Corporativismo e impunidade

Se o órgão criado para apurar indícios de atos ilegais praticados na administração pública e punir os responsáveis pelas irregularidades se alia aos investigados, as consequências mais óbvias serão a facilitação e a disseminação das práticas sob investigação. Esta é, lamentavelmente, a situação que se está criando no serviço público, pois as corregedorias - responsáveis pela apuração de atos irregulares e punição dos eventuais culpados - estabeleceram um "acumpliciamento corporativo" com servidores envolvidos em desmandos e corrupção, como descreveu o ministro da Justiça, José Eduardo Martins Cardozo, criando uma situação por ele considerada "inaceitável" (Estado, 26/11).

O Estado de S.Paulo

05 Dezembro 2011 | 03h05

Dinheiro público que deveria ser aplicado em projetos de interesse coletivo é desviado para os bolsos de umas poucas pessoas ou é desperdiçado. Assim, os contribuintes recolhem impostos em troca de serviços cada vez mais deficientes. Por causa de acertos entre corregedorias e investigados, os responsáveis pelos atos ilegais raramente são alcançados pela punição administrativa ou financeira. Em muitos casos, ainda escapam da ação judicial que poderia ser aberta contra eles com base no que foi apurado no plano administrativo.
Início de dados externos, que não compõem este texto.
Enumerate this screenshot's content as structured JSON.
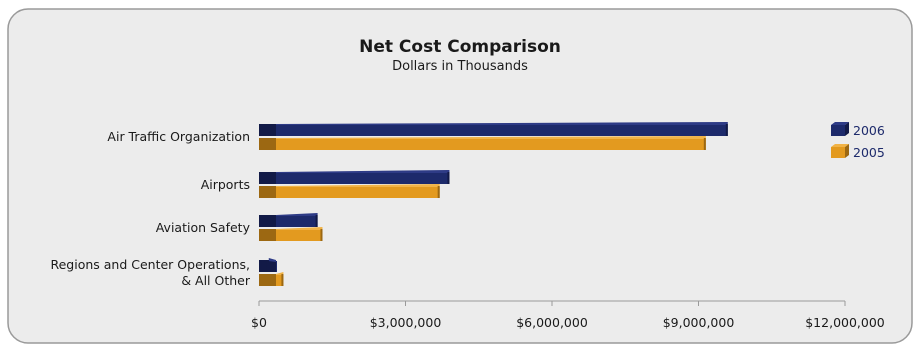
{
  "chart_data": {
    "type": "bar",
    "orientation": "horizontal",
    "title": "Net Cost Comparison",
    "subtitle": "Dollars in Thousands",
    "categories": [
      [
        "Air Traffic Organization"
      ],
      [
        "Airports"
      ],
      [
        "Aviation Safety"
      ],
      [
        "Regions and Center Operations,",
        "& All Other"
      ]
    ],
    "series": [
      {
        "name": "2006",
        "values": [
          9600000,
          3900000,
          1200000,
          200000
        ],
        "color": "#1d2a6b"
      },
      {
        "name": "2005",
        "values": [
          9150000,
          3700000,
          1300000,
          500000
        ],
        "color": "#e39a1f"
      }
    ],
    "xlim": [
      0,
      12000000
    ],
    "ticks": [
      0,
      3000000,
      6000000,
      9000000,
      12000000
    ],
    "tick_labels": [
      "$0",
      "$3,000,000",
      "$6,000,000",
      "$9,000,000",
      "$12,000,000"
    ],
    "legend_position": "top-right",
    "grid": false
  },
  "colors": {
    "panel_bg": "#ececec",
    "panel_border": "#9a9a9a",
    "series_2006_dark": "#121a47",
    "series_2005_dark": "#9c6812"
  }
}
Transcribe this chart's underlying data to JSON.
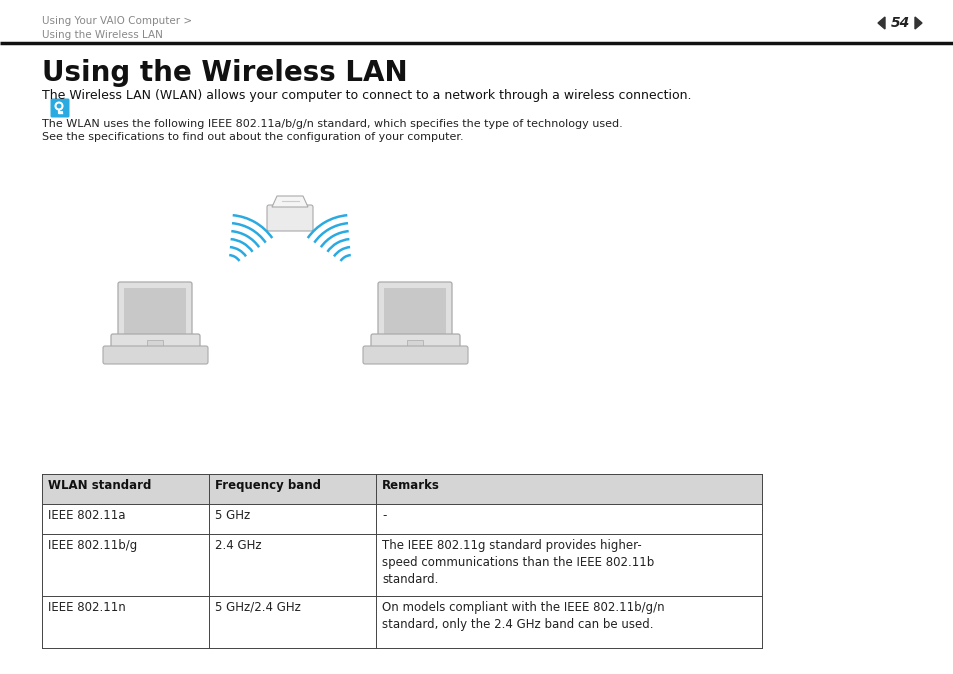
{
  "bg_color": "#ffffff",
  "breadcrumb_line1": "Using Your VAIO Computer >",
  "breadcrumb_line2": "Using the Wireless LAN",
  "page_number": "54",
  "title": "Using the Wireless LAN",
  "subtitle": "The Wireless LAN (WLAN) allows your computer to connect to a network through a wireless connection.",
  "note_line1": "The WLAN uses the following IEEE 802.11a/b/g/n standard, which specifies the type of technology used.",
  "note_line2": "See the specifications to find out about the configuration of your computer.",
  "table_headers": [
    "WLAN standard",
    "Frequency band",
    "Remarks"
  ],
  "table_rows": [
    [
      "IEEE 802.11a",
      "5 GHz",
      "-"
    ],
    [
      "IEEE 802.11b/g",
      "2.4 GHz",
      "The IEEE 802.11g standard provides higher-\nspeed communications than the IEEE 802.11b\nstandard."
    ],
    [
      "IEEE 802.11n",
      "5 GHz/2.4 GHz",
      "On models compliant with the IEEE 802.11b/g/n\nstandard, only the 2.4 GHz band can be used."
    ]
  ],
  "table_header_bg": "#d0d0d0",
  "table_border_color": "#555555",
  "icon_color": "#29aae1",
  "breadcrumb_color": "#888888",
  "laptop_fill": "#e0e0e0",
  "laptop_edge": "#aaaaaa",
  "router_fill": "#ebebeb",
  "router_edge": "#aaaaaa"
}
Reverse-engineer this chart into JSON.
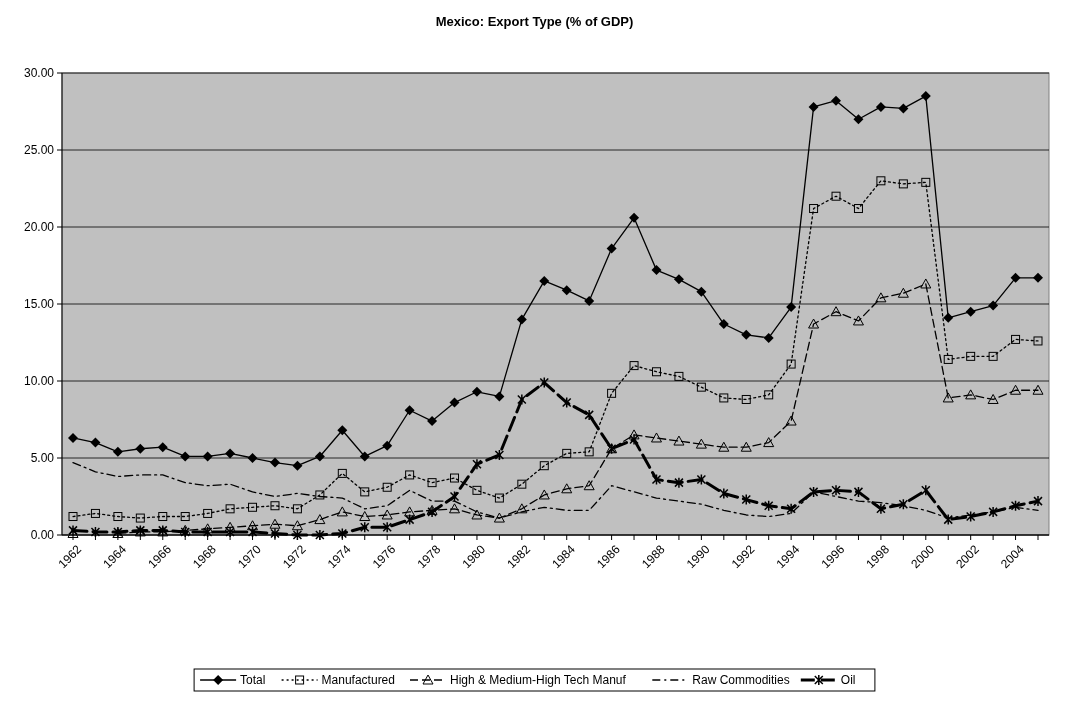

"Quantas vezes vemos situações de corregedorias que, diante de ilícitos evidentes e de um mal-estar na própria corporação em que o órgão está, resolvem colocar a sujeira debaixo do tapete para não ter que colocá-la à luz do sol, o que evidentemente propiciaria uma lição mais firme e decidida", disse o ministro, durante reunião da Estratégia Nacional de Combate à Corrupção e à Lavagem de Dinheiro, organização formada por 70 entidades de prevenção e repressão ao crime organizado. Essa organização se reúne anualmente para discutir mecanismos de proteção dos recursos do Tesouro Nacional contra a corrupção.

Nem todas as corregedorias se renderam ao corporativismo denunciado pelo ministro da Justiça. Há exemplos de órgãos de investigação interna que não se submetem ao tráfico de influência ou aos interesses de uma pequena parte do funcionalismo, e procuram desempenhar seu papel com a isenção que ele requer.

Embora o ministro Cardozo não a tenha citado, suas palavras podem ser interpretadas como de apoio à corregedora do Conselho Nacional de Justiça (CNJ), ministra Eliana Calmon, que enfrenta forte resistência corporativa de parte da magistratura ao ritmo e ao estilo de trabalho que vem desenvolvendo.

Na semana passada, a chefe da corregedoria do CNJ informou que o órgão está investigando operações suspeitas envolvendo um grupo de juízes em grilagem de terras nos Estados de Mato Grosso, Mato Grosso do Sul, Piauí e divisa entre Bahia e Goiás. Em setembro, a ministra Eliana Calmon havia afirmado ser necessário combater a impunidade dos "bandidos que se escondem atrás da toga", o que provocou a divulgação, pelo presidente do Supremo Tribunal Federal (STF), ministro Cezar Peluso, de uma nota de repúdio em que também cobrava retratação da ministra, que não se retratou.

Em ação de inconstitucionalidade impetrada no STF, a Associação dos Magistrados Brasileiros (AMB) questiona as prerrogativas do CNJ para investigar e punir juízes acusados de desvio de conduta. No seu entender, só depois de julgadas pelas corregedorias dos respectivos tribunais as denúncias poderiam ser examinadas pela corregedoria do CNJ.

É neste ponto que as afirmações do ministro da Justiça ganham maior relevo. As corregedorias locais têm em andamento 1.085 investigações contra magistrados, de acordo com dados divulgados pelo ministro Cezar Peluso, que também preside o CNJ. O número elevado pode sugerir trabalho intenso das corregedorias locais. Mas relatórios da Corregedoria Nacional de Justiça, chefiada pela ministra Eliana Calmon, constataram a existência de processos "esquecidos" em prateleiras ou que vêm passando de gaveta em gaveta - alguns, desde 2005. Na prática, pouco se investiga.

Como são leves as punições administrativas para boa parte das atos investigados, o prazo de prescrição é curto. A demora no julgamento dos processos, por isso, beneficia os investigados.